Due diligence firm Wolfpack Research issued a short report on Tuesday against Guangzhou-based passenger drone maker EHang (NASDAQ:EH), claiming that substantial portions of the company’s revenues were fabricated.
EHang, founded in 2014 and public since December 2019, was trading at over USD 110 per share on Tuesday morning but the stock rapidly plummeted by more than 60% following the short attack. The decline continued as EHang’s share price dropped by more than 20% in Thursday trading, closing at USD 61.19.
EHang released a statement later on Tuesday refuting the report’s claims, saying that it “contains numerous errors, unsubstantiated statements, and misinterpretation of information”, without offering a timeline for a more detailed rebuttal.
Wolfpack Research alleges that EHang’s relationship with its primary customer, Shanghai Kunxiang Intelligent Technology, is a sham.
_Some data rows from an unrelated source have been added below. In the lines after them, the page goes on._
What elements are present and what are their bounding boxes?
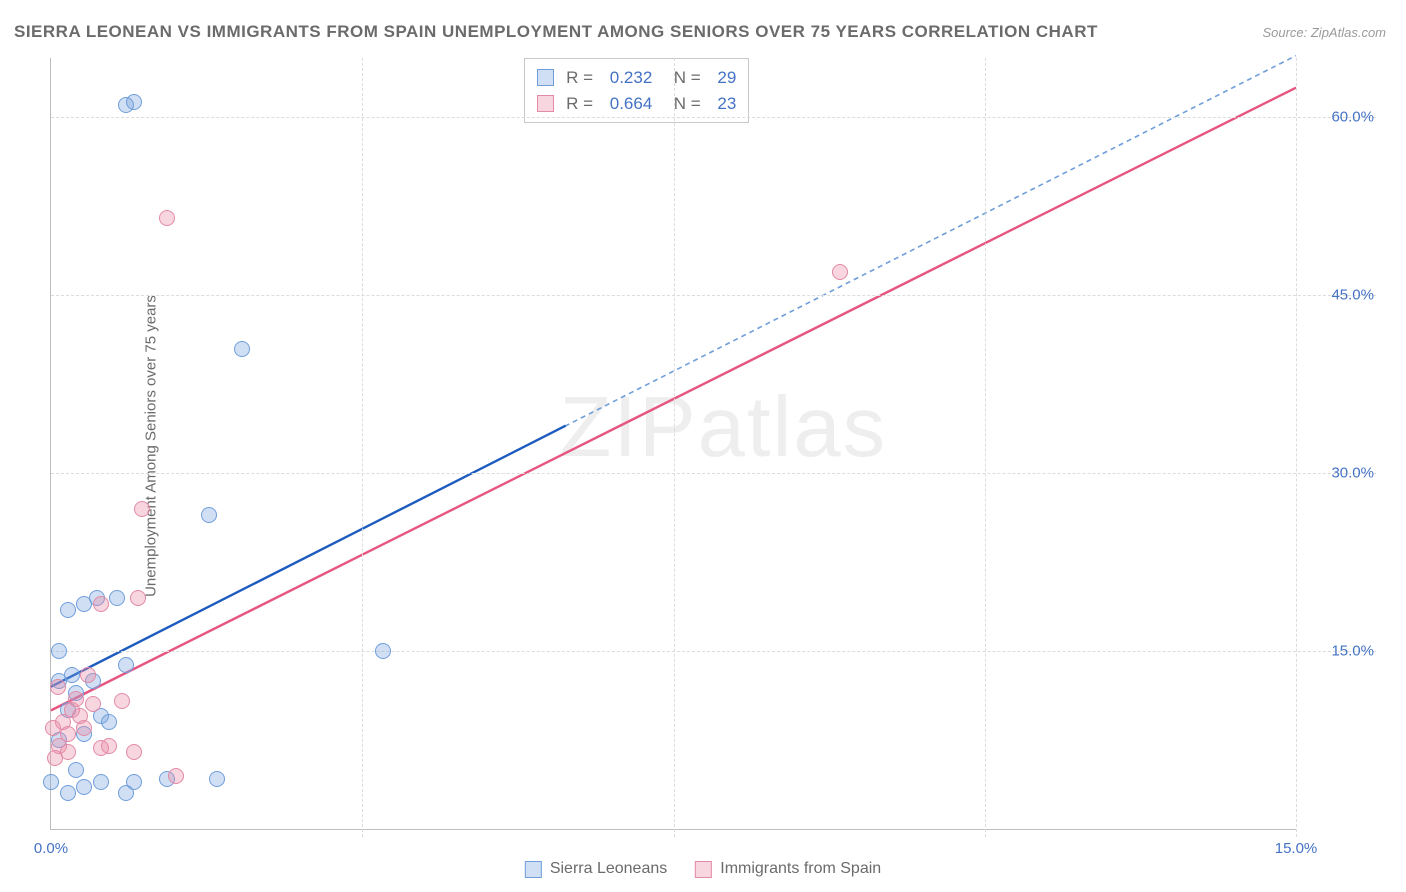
gridline-h — [51, 295, 1376, 296]
scatter-point — [126, 744, 142, 760]
scatter-point — [50, 679, 66, 695]
stats-row-1: R = 0.664 N = 23 — [537, 91, 736, 117]
scatter-point — [375, 643, 391, 659]
scatter-point — [93, 596, 109, 612]
scatter-point — [60, 785, 76, 801]
plot-area: ZIPatlas R = 0.232 N = 29 R = 0.664 N = … — [50, 58, 1296, 830]
legend-item-0: Sierra Leoneans — [525, 860, 667, 878]
scatter-point — [64, 667, 80, 683]
scatter-point — [68, 691, 84, 707]
scatter-point — [126, 94, 142, 110]
scatter-point — [76, 720, 92, 736]
ytick-label: 30.0% — [1331, 465, 1374, 482]
scatter-point — [101, 714, 117, 730]
chart-title: SIERRA LEONEAN VS IMMIGRANTS FROM SPAIN … — [14, 22, 1098, 42]
scatter-point — [93, 774, 109, 790]
stats-row-0: R = 0.232 N = 29 — [537, 65, 736, 91]
legend-label-1: Immigrants from Spain — [720, 860, 881, 878]
ytick-label: 45.0% — [1331, 287, 1374, 304]
trend-line — [51, 426, 566, 687]
stats-r-label: R = — [566, 91, 598, 117]
stats-n-label: N = — [664, 65, 705, 91]
xtick-label: 15.0% — [1275, 840, 1318, 857]
gridline-h — [51, 651, 1376, 652]
scatter-point — [76, 779, 92, 795]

The report also claims that the company has generated just RMB 25.2 million (USD 3.2 million) in the 14 months since its public offering, compared to a reported RMB 125.5 million (USD 18 million) in total revenues during that period.
An elaborate stock promotion?
Since EHang’s IPO in late 2019, its share price hovered around USD 10 until the turn of the year, when it steadily surged to over 100 USD last week.
The company had experienced an eventful 2020 according to its press team, which culminated in China’s State Post Bureau approving regulatory standards for drone delivery effective from January 1, 2021, after consulting with industry leaders like EHang, JD.com, and ZTO.
In May 2020 EHang received approval from the Civil Aviation Administration of China (CAAC) to conduct air logistics operations with heavy loads weighing up to 150 kilograms.
The firm also signed agreements to conduct unmanned aerial flights in countries like South Korea and Canada, while also opening a new production facility in Yunfu, Guangdong where EHang will also debut its unmanned firefighting service.
However, Wolfpack Research investigated the company’s manufacturing facilities in Yunfu and found no evidence of advanced manufacturing materials or semblance of production operations.
While the company’s business has yet to reach a mature scale—it delivered just 23 drones in the third quarter of 2020—the report shows that the facility in Yunfu has not begun production as the firm has claimed.
Encouragement to Wall Street skeptics
While Wolfpack Research’s report has not prompted confirmation of revenue fabrications to the same devastating effect as with Luckin Coffee, EHang’s stock dive signals that some investors remain wary of Chinese companies and emphasized the legitimacy of the report’s findings.
Last year, in addition to a joint report with Muddy Waters against Luckin Coffee, Wolfpack Research also released short reports on Chinese companies including Baidu-owned streaming platform iQiyi, and news portal Qutoutiao, but both were able to emerge relatively unscathed.
Other Chinese firms have been targeted by short-sellers in the US, with reports published alleging fraud at livestreaming company Joyy Inc. and edtech firm GSX Techedu.
The short report on EHang comes just weeks after European asset management firm Carmignac invested USD 40 million in the company.
Meanwhile, San Francisco-based competitor Joby Aviation, which is backed by investors including Toyota and Intel, expects its aircraft to be certified by 2023 and begin commercial operations in 2024, seven years after the firm’s first prototype took to the skies.